2. The method of claim 1, wherein the calibration curves in step (f) are the same for all cycles of quantitation.

3. The method of claim 1, wherein the acidic solution in step (g) has a pH of 1.0-4.0.

4. The method of claim 1, wherein the acidic solution in step (g) has a pH of 1.0-3.0.

5. The method of claim 1, wherein the acidic solution in step (g) has a pH of 1.5-2.5.

6. The method of claim 1, where in step (g), the probe tip is exposed to the acidic solution one time for 10 second to 2 minutes.

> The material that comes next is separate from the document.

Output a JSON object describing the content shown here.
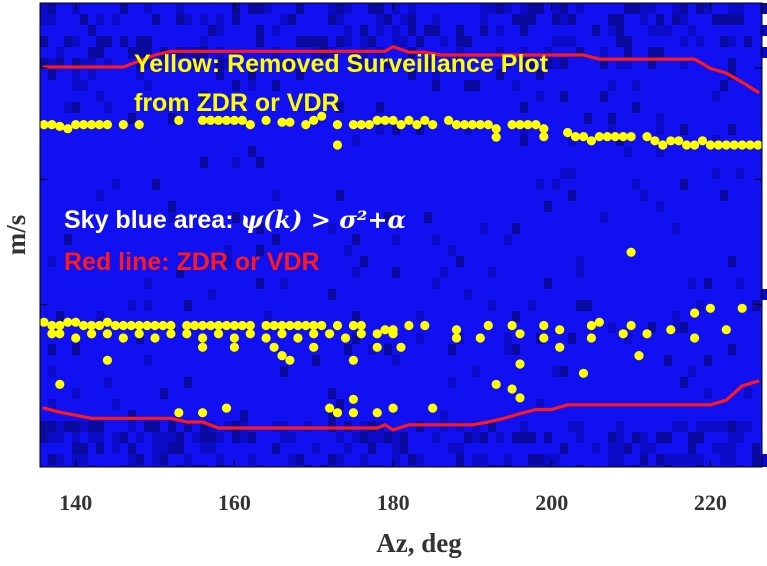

7. The method of claim 1, where in step (g), the probe tip is exposed to a pulse treatment of 2-5 cycles of the acidic solution treatment followed by neutralization in the read vessel for 10-20 seconds.

8. The method of claim 1, wherein the first antibody is labeled with biotin and is indirectly immobilized on the sensing surface coated with streptavidin.

9. The method of claim 1, wherein in step (h), the steps (b)-(g) are repeated 1-10 times with the next liquid sample.

10. The method of claim 1, wherein the first antibody is mouse monoclonal anti-human C-reactive protein antibody CRP30.